Histopathological Patterns in Childhood Steroid Resistant Nephrotic Syndrome

Abstract

Objective: To determine the frequency of various histopathological lesions in children with steroid resistant nephrotic syndrome (SRNS) presenting to the Children's Hospital & the Institute of Child Health, Multan.

Study Design: Retrospective observational study

Place and Duration of Study:  This study was conducted at the Department of Paediatric Nephrology, The Children’s Hospital and The Institute of Child Health, Multan, Pakistan from October 2005 to December 2012.

Materials and Methods: Medical record of 152 children with SRNS, who were biopsied, was reviewed. All SRNS patients, both initial steroid resistant and late non-responders were included in the study.

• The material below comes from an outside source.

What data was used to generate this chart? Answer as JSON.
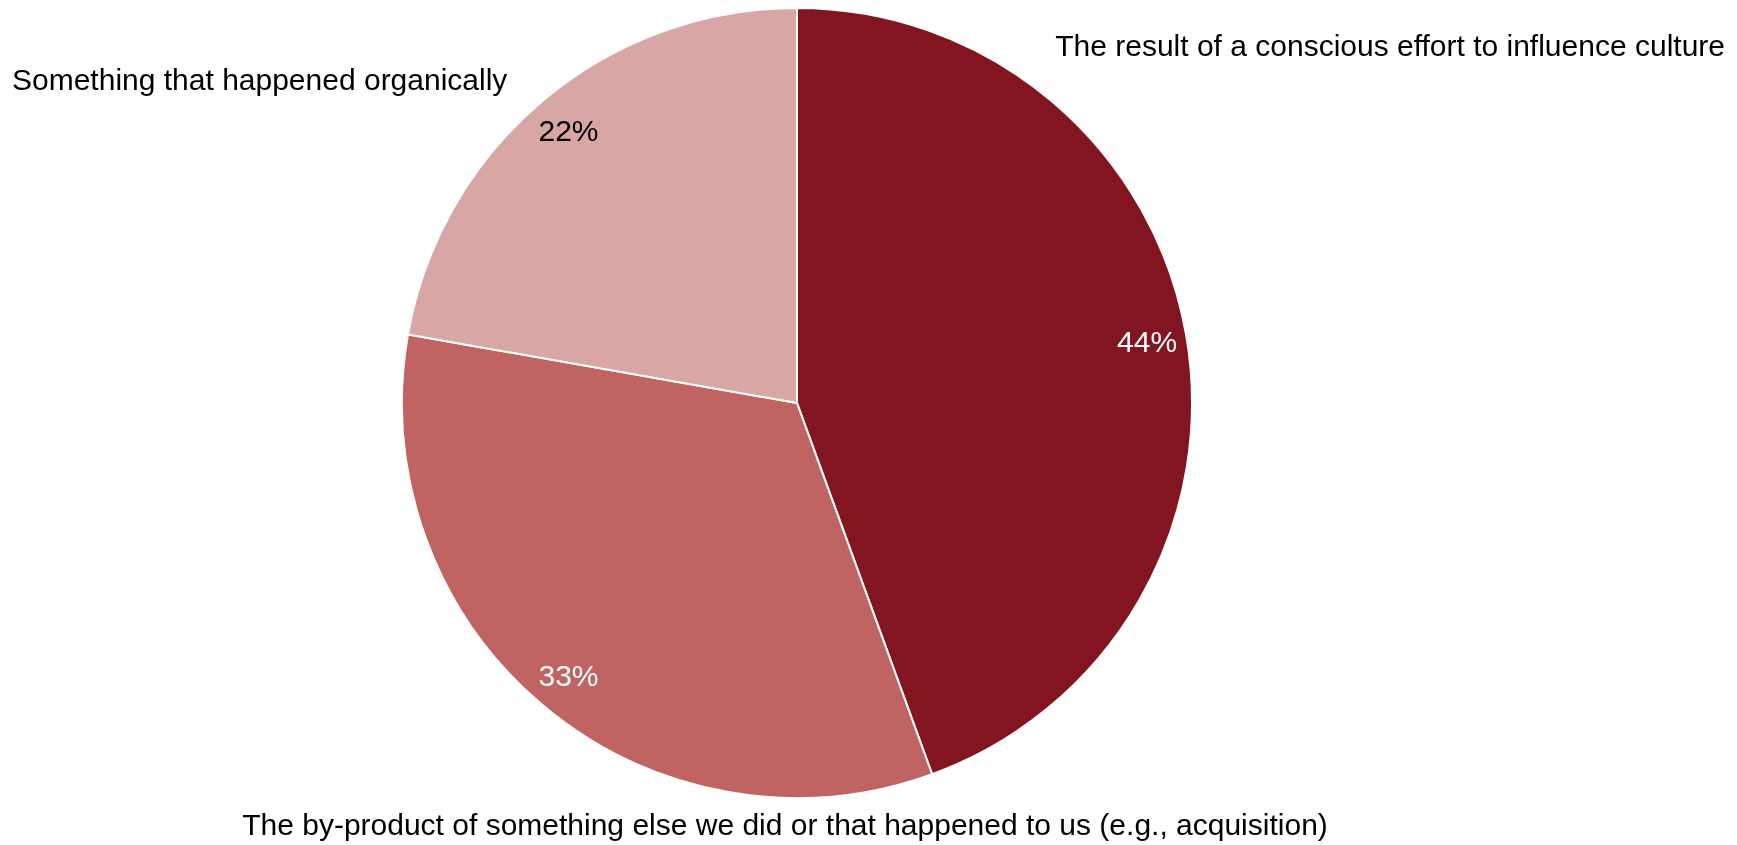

Results: Out of the total 152 patients, 98 (64.5%) were males and 54 (35.5%) females, with a male to female ratio of 1.8: 1. Mean age and standard deviation of patients was μ 8.11 + 3.58 years with age range of 1 to 15 years. Histopathological spectrum showed focal segmental glomerulosclerosis (FSGS) as the commonest (59; 38.81%) lesion followed by mesangioproliferative glomerulonephritis (MesPGN) (40; 26.31%), minimal change disease (MCD) (35; 23.02%) and mesangiocapillary glomerulonephritis (MCGN) (13; 08.55%). Four (2.63%) patients had membranous nephropathy. One patient of renal amyoidosis was also diagnosed on renal biopsy.

Conclusion: Overall FSGS was the commonest lesion followed by MesPGN, MCD, and MCGN. IgMN was an associated finding in 25% cases of MesPGN. FSGS was significantly more common among children >10 years. MCD was significantly more common among children 1-5 years. MesPGN and MCGN were significantly more common among children >5 years.